Exergy‑Based Performance Evaluation of Solar Dryers: A Critical Review of Adopted Approaches
Abstract
Drying is a key unit operation in industrial processes, yet it is inherently energy-intensive, particularly when conventional technologies are employed. Solar dryers have emerged as sustainable alternatives due to their reduced dependence on fossil fuels and lower environmental impact. However, improving their performance requires a rigorous thermodynamic assessment, for which exergy analysis provides a more comprehensive framework by accounting for both energy quality and process irreversibilities. Despite its potential, the application of exergy analysis to solar drying systems remains inconsistent in the literature, with significant variations in definitions, assumptions, and formulations adopted.

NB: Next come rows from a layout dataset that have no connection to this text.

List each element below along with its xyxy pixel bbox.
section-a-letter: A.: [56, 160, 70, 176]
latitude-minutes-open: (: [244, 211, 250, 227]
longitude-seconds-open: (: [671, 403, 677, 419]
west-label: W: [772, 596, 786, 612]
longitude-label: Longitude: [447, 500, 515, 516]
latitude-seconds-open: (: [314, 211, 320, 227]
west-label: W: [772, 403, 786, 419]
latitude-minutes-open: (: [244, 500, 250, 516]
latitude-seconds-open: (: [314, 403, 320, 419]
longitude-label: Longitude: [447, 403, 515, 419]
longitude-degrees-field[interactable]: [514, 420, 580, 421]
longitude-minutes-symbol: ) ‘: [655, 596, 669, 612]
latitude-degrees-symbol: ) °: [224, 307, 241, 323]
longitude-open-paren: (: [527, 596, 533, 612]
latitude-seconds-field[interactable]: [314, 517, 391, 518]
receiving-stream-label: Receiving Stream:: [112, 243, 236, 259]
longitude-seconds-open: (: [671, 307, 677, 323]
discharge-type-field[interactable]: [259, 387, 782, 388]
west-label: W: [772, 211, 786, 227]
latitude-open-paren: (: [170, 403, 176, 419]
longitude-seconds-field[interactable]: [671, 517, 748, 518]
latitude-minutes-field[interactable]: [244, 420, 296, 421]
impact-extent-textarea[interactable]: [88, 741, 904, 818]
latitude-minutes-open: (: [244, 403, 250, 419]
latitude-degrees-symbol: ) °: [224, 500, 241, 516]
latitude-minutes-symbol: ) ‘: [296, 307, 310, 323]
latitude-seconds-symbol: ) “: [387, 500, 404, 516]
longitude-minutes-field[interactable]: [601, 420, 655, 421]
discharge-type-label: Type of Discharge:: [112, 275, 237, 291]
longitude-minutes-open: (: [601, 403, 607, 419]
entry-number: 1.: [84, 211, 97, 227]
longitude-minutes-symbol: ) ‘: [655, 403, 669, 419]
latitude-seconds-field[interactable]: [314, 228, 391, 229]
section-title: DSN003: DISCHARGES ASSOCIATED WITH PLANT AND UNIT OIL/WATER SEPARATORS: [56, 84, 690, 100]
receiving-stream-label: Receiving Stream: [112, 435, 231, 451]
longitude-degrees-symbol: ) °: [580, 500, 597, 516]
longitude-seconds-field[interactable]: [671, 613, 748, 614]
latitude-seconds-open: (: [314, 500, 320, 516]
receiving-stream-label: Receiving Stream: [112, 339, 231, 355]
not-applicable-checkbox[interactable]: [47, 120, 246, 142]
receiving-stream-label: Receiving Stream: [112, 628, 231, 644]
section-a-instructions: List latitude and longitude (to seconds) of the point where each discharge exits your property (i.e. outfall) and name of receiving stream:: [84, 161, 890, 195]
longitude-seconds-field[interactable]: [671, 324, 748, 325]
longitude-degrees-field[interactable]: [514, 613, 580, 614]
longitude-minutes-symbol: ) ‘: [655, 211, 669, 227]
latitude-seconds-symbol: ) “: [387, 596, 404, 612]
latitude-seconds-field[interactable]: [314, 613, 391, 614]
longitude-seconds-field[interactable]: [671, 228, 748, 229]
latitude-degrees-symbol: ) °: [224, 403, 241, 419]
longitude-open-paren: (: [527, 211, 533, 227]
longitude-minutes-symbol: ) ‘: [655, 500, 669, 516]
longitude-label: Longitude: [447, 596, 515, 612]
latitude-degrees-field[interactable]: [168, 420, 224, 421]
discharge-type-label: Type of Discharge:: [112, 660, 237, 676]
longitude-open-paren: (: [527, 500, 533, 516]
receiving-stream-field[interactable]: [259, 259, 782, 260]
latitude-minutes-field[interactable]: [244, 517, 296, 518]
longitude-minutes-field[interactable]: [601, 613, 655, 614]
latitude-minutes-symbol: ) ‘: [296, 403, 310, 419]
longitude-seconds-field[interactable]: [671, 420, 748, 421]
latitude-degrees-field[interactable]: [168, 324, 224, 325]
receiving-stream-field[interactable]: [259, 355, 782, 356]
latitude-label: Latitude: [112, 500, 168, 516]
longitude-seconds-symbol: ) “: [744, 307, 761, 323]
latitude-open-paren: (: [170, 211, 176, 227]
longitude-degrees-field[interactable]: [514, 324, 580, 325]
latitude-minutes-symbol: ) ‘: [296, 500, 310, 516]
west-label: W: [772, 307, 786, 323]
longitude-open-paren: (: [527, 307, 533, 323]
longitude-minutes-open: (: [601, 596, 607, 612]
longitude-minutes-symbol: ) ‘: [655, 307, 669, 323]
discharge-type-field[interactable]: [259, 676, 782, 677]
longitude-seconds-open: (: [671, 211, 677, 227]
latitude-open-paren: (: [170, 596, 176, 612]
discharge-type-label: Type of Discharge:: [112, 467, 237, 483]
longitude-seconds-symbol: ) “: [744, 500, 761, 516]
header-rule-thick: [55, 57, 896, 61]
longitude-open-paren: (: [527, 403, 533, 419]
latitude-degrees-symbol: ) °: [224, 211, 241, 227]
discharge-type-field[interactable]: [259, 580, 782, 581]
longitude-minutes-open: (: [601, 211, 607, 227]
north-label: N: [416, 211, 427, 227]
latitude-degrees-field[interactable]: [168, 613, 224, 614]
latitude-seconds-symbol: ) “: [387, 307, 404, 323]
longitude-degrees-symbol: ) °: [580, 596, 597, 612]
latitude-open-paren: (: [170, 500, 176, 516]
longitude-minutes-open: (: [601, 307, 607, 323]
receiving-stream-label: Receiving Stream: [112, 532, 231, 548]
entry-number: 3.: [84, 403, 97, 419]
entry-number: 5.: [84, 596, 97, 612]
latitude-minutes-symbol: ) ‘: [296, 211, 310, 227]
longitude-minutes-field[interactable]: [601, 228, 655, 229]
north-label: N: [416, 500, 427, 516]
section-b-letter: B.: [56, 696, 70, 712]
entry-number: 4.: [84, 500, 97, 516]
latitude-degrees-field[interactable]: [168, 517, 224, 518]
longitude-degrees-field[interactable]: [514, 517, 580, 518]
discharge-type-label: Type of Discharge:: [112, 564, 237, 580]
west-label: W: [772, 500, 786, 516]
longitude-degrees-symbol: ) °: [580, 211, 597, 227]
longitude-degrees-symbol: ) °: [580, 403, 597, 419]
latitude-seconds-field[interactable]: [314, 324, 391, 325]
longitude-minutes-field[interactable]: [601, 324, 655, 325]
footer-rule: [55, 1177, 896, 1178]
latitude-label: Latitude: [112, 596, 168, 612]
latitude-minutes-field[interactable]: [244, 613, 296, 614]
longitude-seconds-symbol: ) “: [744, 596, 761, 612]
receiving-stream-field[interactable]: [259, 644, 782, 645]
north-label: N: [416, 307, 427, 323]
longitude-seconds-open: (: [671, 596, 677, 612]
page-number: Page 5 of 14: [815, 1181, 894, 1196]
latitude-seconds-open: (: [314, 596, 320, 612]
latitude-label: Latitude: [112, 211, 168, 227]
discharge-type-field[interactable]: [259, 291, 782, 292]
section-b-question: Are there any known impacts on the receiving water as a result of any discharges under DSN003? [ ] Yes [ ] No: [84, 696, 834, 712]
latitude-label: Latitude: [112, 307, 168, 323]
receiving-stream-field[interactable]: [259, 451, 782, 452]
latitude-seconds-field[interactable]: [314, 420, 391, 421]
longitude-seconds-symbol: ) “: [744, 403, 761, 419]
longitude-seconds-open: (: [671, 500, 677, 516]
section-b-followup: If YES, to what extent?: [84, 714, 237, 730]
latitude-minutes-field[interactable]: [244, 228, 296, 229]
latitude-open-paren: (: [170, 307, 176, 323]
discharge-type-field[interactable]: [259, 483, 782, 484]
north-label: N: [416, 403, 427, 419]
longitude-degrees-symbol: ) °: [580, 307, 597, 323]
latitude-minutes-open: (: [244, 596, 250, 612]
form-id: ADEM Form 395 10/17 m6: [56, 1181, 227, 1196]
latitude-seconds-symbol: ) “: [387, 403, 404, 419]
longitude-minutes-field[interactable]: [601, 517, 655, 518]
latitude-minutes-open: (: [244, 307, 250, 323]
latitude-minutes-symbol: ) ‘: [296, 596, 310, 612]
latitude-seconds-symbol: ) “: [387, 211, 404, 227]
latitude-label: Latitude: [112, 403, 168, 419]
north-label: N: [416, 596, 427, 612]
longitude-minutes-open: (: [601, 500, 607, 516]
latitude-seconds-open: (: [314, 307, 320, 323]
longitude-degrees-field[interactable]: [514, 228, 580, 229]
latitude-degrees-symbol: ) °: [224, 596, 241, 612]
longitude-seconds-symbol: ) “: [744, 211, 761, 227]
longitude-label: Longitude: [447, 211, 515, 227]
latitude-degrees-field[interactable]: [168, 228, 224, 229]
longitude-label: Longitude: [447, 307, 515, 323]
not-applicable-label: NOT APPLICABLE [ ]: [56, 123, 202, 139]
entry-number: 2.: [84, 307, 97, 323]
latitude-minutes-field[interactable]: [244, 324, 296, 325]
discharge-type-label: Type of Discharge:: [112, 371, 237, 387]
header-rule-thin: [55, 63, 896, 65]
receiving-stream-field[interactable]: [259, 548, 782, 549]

This lack of standardization compromises the reliability and comparability of reported performance indicators. In this study, the formulations commonly used in the exergy analysis of solar dryers are systematically reviewed and critically evaluated. The results indicate that the widespread use of outlet air exergy in the calculation of exergy efficiency may not adequately represent the useful energy associated with the drying process. A more physically consistent approach is obtained by considering useful energy in terms of sensible and latent heat transfer, as well as by incorporating formulations derived from radiation theory that account for material absorptance and transmittance. Furthermore, practical recommendations are proposed to improve the accuracy of exergy-based evaluations, including continuous monitoring of product temperature and mass, and modeling the drying agent as a mixture of dry air and water vapor. These findings contribute to the development of a more consistent framework for the thermodynamic assessment and comparison of solar drying systems.